Department of Clinical Genetics (E.A.N., J.P.v.T., I.C.), Academic Medical Center, Amsterdam, The Netherlands.
AMC Heart Centre, Department of Clinical and Experimental Cardiology (I.A.W.v.R., A.A.M.W.), Academic Medical Center, Amsterdam, The Netherlands.
Circ Genom Precis Med. 2018 Oct;11(10):e001797. doi: 10.1161/CIRCGEN.117.001797.
Accurate estimates of survival are indispensable for cardiologists, clinical geneticists, and genetic counselors dealing with families with an inherited cardiac disease. However, a bias towards a more severe disease with a worse outcome in the first publications may not accurately represent the actual survival forecast. We, therefore, evaluated the effect of ascertainment bias on survival in 3 different inherited cardiac diseases (idiopathic ventricular fibrillation, SCN5A overlap syndrome, and arrhythmogenic cardiomyopathy) caused by a founder mutation.
We collected mortality data from mutation-positive subjects with either DPP6-associated idiopathic ventricular fibrillation, SCN5A overlap syndrome, and PLN-R14del-mediated arrhythmogenic cardiomyopathy >2 to 10 years of ongoing clinical/cascade genetic screening.

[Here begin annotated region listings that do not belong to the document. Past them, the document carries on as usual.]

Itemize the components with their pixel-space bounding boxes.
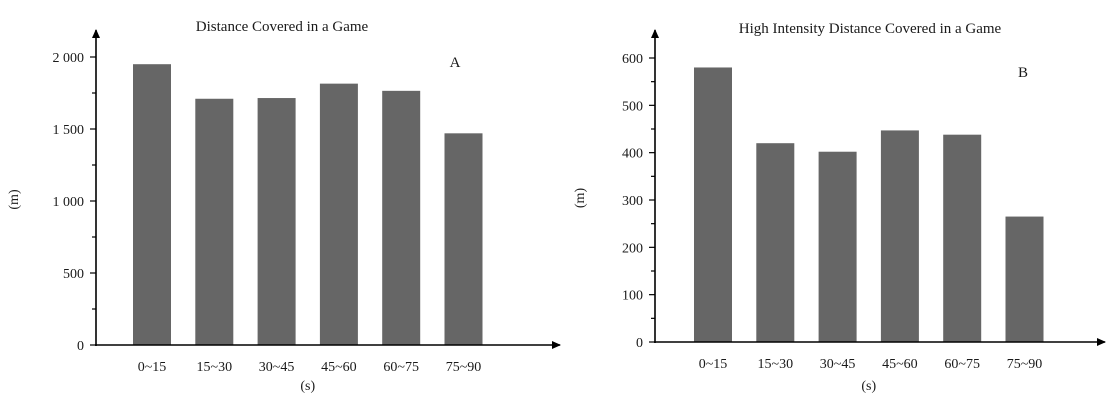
- chart-a-y-tick-label: 2 000: [53, 51, 85, 66]
- chart-b-x-label: (s): [861, 379, 876, 394]
- chart-a-bar-15~30: [195, 98, 234, 345]
- chart-a-x-tick-label: 0~15: [138, 360, 167, 375]
- chart-b-y-label: (m): [573, 188, 588, 209]
- chart-b-bar-60~75: [943, 134, 982, 342]
- chart-a-bar-45~60: [319, 83, 358, 345]
- chart-b-bar-75~90: [1005, 216, 1044, 342]
- chart-b-x-tick-label: 45~60: [882, 357, 918, 372]
- chart-a-y-tick-label: 500: [63, 267, 84, 282]
- chart-a-x-tick-label: 30~45: [259, 360, 295, 375]
- chart-b-y-tick-label: 200: [622, 241, 643, 256]
- chart-a-y-tick-label: 1 000: [53, 195, 85, 210]
- chart-b-panel-label: B: [1018, 65, 1028, 81]
- chart-b-bar-0~15: [694, 67, 732, 342]
- chart-a-bar-60~75: [382, 90, 421, 345]
- chart-a-bar-0~15: [133, 64, 171, 345]
- chart-b-bar-15~30: [756, 143, 795, 342]
- chart-b-x-tick-label: 75~90: [1007, 357, 1043, 372]
- chart-b-x-tick-label: 60~75: [944, 357, 980, 372]
- chart-b-y-tick-label: 100: [622, 289, 643, 304]
- chart-a-y-tick-label: 0: [77, 339, 84, 354]
- chart-b-y-tick-label: 300: [622, 194, 643, 209]
- chart-a-x-tick-label: 15~30: [197, 360, 233, 375]
- chart-b-x-tick-label: 15~30: [758, 357, 794, 372]
- chart-b-title: High Intensity Distance Covered in a Gam…: [739, 21, 1002, 37]
- chart-a-x-tick-label: 45~60: [321, 360, 357, 375]
- chart-a-title: Distance Covered in a Game: [196, 19, 369, 35]
- chart-b-y-tick-label: 0: [636, 336, 643, 351]
- chart-b-y-tick-label: 500: [622, 99, 643, 114]
- chart-b-y-tick-label: 400: [622, 147, 643, 162]
- chart-a-bar-75~90: [444, 133, 483, 345]
- chart-a-panel-label: A: [450, 55, 461, 71]
- chart-b-x-tick-label: 0~15: [699, 357, 728, 372]
- chart-a-bar-30~45: [257, 98, 296, 345]
- chart-a: Distance Covered in a Game A 0~15 15~30 30~4…: [7, 19, 561, 394]
- chart-a-x-tick-label: 60~75: [383, 360, 419, 375]
- chart-b: High Intensity Distance Covered in a Gam…: [573, 21, 1106, 394]
- chart-a-y-tick-label: 1 500: [53, 123, 85, 138]
- chart-b-bar-45~60: [880, 130, 919, 342]
- chart-a-y-label: (m): [7, 189, 22, 210]
- chart-a-x-tick-label: 75~90: [446, 360, 482, 375]
- chart-b-y-tick-label: 600: [622, 52, 643, 67]
- chart-b-x-tick-label: 30~45: [820, 357, 856, 372]
- chart-b-bar-30~45: [818, 151, 857, 342]
- chart-a-x-label: (s): [300, 379, 315, 394]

The median age of survival in DPP6 mutation-positive subjects increased from 44.6 years in the original cohort from 2008 (n=60; 95% CI, 36.8-52.4 years) to 68.2 years in the extended cohort from 2012 (n=235; 95% CI, 64.6-71.7 years; P<0.001). In the SCN5A overlap syndrome, survival increased from 56.1 years in 1999 (n=86; 95% CI, 48.0-64.2 years) to 69.7 years in 2009 (n=197; 95% CI, 61.3-78.2 years; P=0.049). In PLN-R14del positive patients, the median age of survival increased from 63.5 years in 2010 (n=89; 95% CI, 59.1-68.0 years) to 65.2 years in 2012 (n=370; 95% CI, 62.0-68.3 years; P=0.046).
The median age of survival in 3 different inherited cardiac diseases with an established pathogenic substrate significantly increased once genetic testing and cascade screening extended, after the first publication that elucidated the discovery of the disease-susceptibility gene/mutation. This underscores the direct and negative influence of ascertainment bias on survival forecasts and the importance of ongoing clinical/genetic follow-up to establish the most accurate disease prognosis for genetically mediated heart diseases.
对于处理遗传性心脏病患者的心脏病专家、临床遗传学家和遗传咨询师来说,准确的生存估计是必不可少的。然而,在最初的出版物中,对更严重疾病和更糟糕结局的偏倚可能无法准确反映实际的生存预测。因此,我们评估了在由一个突变引起的三种不同遗传性心脏病(特发性室性颤动、SCN5A 重叠综合征和致心律失常性右室心肌病)中,确定偏倚对生存的影响。
我们从具有 DPP6 相关特发性室性颤动、SCN5A 重叠综合征和 PLN-R14del 介导的致心律失常性右室心肌病的突变阳性患者中收集了 2 至 10 年的临床/级联遗传筛查后的死亡率数据。
DPP6 突变阳性患者的中位生存年龄从 2008 年最初队列中的 44.6 岁(n=60;95%CI,36.8-52.4 岁)增加到 2012 年扩展队列中的 68.2 岁(n=235;95%CI,64.6-71.7 岁;P<0.001)。在 SCN5A 重叠综合征中,生存年龄从 1999 年的 56.1 岁(n=86;95%CI,48.0-64.2 岁)增加到 2009 年的 69.7 岁(n=197;95%CI,61.3-78.2 岁;P=0.049)。在 PLN-R14del 阳性患者中,中位生存年龄从 2010 年的 63.5 岁(n=89;95%CI,59.1-68.0 岁)增加到 2012 年的 65.2 岁(n=370;95%CI,62.0-68.3 岁;P=0.046)。
在三种具有既定致病基础的遗传性心脏病中,一旦进行了基因检测和级联筛查,并且在阐明疾病易感性基因/突变的首次出版物之后,中位生存年龄显著增加。这突显了确定偏倚对生存预测的直接和负面影响,以及对遗传性心脏病进行持续临床/遗传随访以建立最准确疾病预后的重要性。